The endpoint returns 429, too_many_requests, billing_required, or intermittent failures during agent retries.

First check

Check whether the 429 came from Astrail edge limits, workspace billing limits, or the upstream provider API.

Quick fix

Slow the client retry loop, reduce concurrent tool calls, and confirm production uses a distributed limiter for public MCP traffic.

1

Identify which layer rejected the request

Astrail can rate-limit the MCP edge, enforce workspace billing limits, and surface upstream provider limits. The response code, error_code, and trace details should tell you whether the request reached the generated tool runtime.

2

Control agent retry behavior

Agents can turn a single missing parameter into many fast retries.

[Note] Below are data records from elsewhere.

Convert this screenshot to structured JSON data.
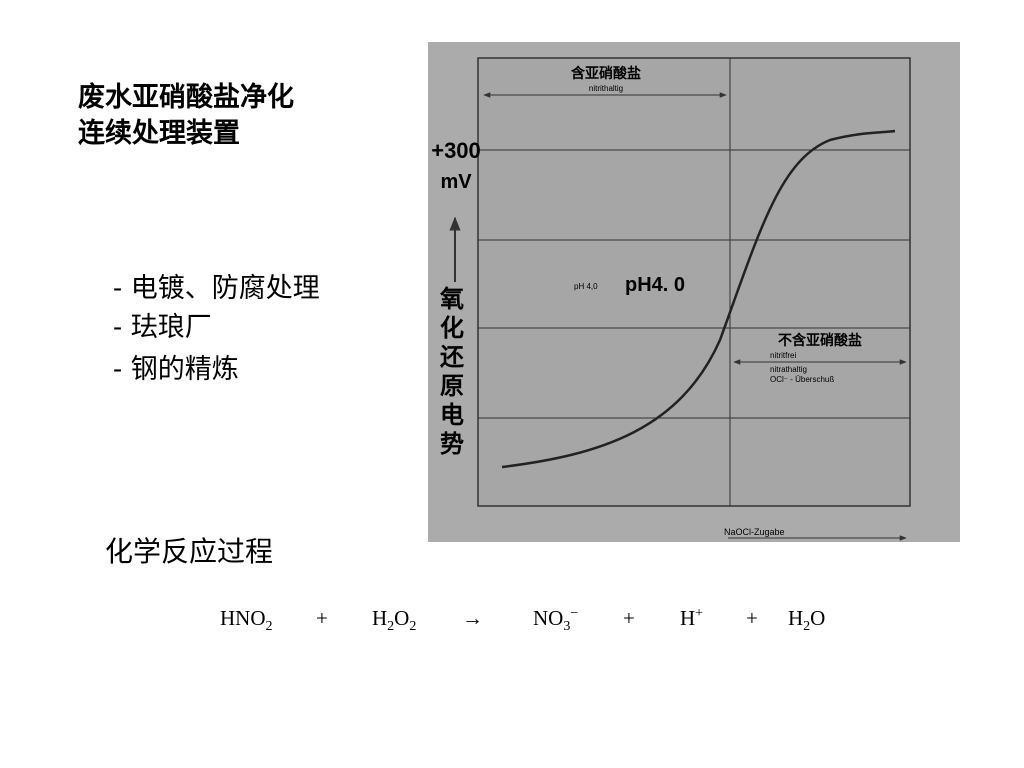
{
  "title": [
    "废水亚硝酸盐净化",
    "连续处理装置"
  ],
  "bullets": [
    "- 电镀、防腐处理",
    "- 珐琅厂",
    "- 钢的精炼"
  ],
  "figure": {
    "top_label": "含亚硝酸盐",
    "top_sublabel": "nitrithaltig",
    "y_value": "+300",
    "y_unit": "mV",
    "y_axis_label": "氧化还原电势",
    "ph_small": "pH 4,0",
    "ph_label": "pH4. 0",
    "right_label": "不含亚硝酸盐",
    "right_sublabels": [
      "nitritfrei",
      "nitrathaltig",
      "OCl⁻ - Überschuß"
    ],
    "x_axis_label": "NaOCl-Zugabe"
  },
  "section_title": "化学反应过程",
  "equation": [
    [
      {
        "text": "HNO"
      },
      {
        "sub": "2"
      }
    ],
    [
      {
        "text": "+"
      }
    ],
    [
      {
        "text": "H"
      },
      {
        "sub": "2"
      },
      {
        "text": "O"
      },
      {
        "sub": "2"
      }
    ],
    [
      {
        "text": "→"
      }
    ],
    [
      {
        "text": "NO"
      },
      {
        "sub": "3"
      },
      {
        "sup": "−"
      }
    ],
    [
      {
        "text": "+"
      }
    ],
    [
      {
        "text": "H"
      },
      {
        "sup": "+"
      }
    ],
    [
      {
        "text": "+"
      }
    ],
    [
      {
        "text": "H"
      },
      {
        "sub": "2"
      },
      {
        "text": "O"
      }
    ]
  ]
}
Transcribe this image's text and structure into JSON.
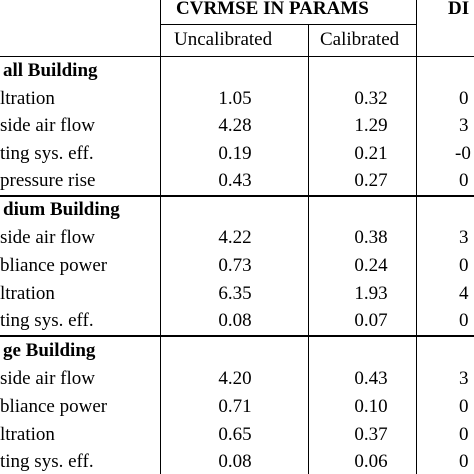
{
  "header": {
    "group_title": "CVRMSE IN PARAMS",
    "col_uncal": "Uncalibrated",
    "col_cal": "Calibrated",
    "cut_col_title": "DI"
  },
  "sections": [
    {
      "title": "all Building",
      "rows": [
        {
          "label": "ltration",
          "uncal": "1.05",
          "cal": "0.32",
          "cut": "0"
        },
        {
          "label": "side air flow",
          "uncal": "4.28",
          "cal": "1.29",
          "cut": "3"
        },
        {
          "label": "ting sys. eff.",
          "uncal": "0.19",
          "cal": "0.21",
          "cut": "-0"
        },
        {
          "label": "pressure rise",
          "uncal": "0.43",
          "cal": "0.27",
          "cut": "0"
        }
      ]
    },
    {
      "title": "dium Building",
      "rows": [
        {
          "label": "side air flow",
          "uncal": "4.22",
          "cal": "0.38",
          "cut": "3"
        },
        {
          "label": "bliance power",
          "uncal": "0.73",
          "cal": "0.24",
          "cut": "0"
        },
        {
          "label": "ltration",
          "uncal": "6.35",
          "cal": "1.93",
          "cut": "4"
        },
        {
          "label": "ting sys. eff.",
          "uncal": "0.08",
          "cal": "0.07",
          "cut": "0"
        }
      ]
    },
    {
      "title": "ge Building",
      "rows": [
        {
          "label": "side air flow",
          "uncal": "4.20",
          "cal": "0.43",
          "cut": "3"
        },
        {
          "label": "bliance power",
          "uncal": "0.71",
          "cal": "0.10",
          "cut": "0"
        },
        {
          "label": "ltration",
          "uncal": "0.65",
          "cal": "0.37",
          "cut": "0"
        },
        {
          "label": "ting sys. eff.",
          "uncal": "0.08",
          "cal": "0.06",
          "cut": "0"
        }
      ]
    }
  ]
}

Add backoff, cap retries, and ask the agent to inspect schema detail before retrying a failed tools/call.

3

Use distributed limits for production

Per-instance memory buckets are acceptable for protected previews. Public production endpoints should use shared Redis-backed limits plus provider edge protection so traffic is enforced across all instances.

4

Tune limits by endpoint risk

Read-only metadata can usually tolerate higher rates than expensive or state-changing tools. Keep stricter caps for auth failures, tool calls, large request bodies, and anonymous public traffic.

FAQ

Is every 429 an Astrail limit?

No. Some 429 responses come from the upstream API. Check the trace and execution mode before raising Astrail MCP limits.

Can I disable rate limits during launch?

Do not disable them for public endpoints. Use temporary higher limits only with monitoring and provider-level protection in place.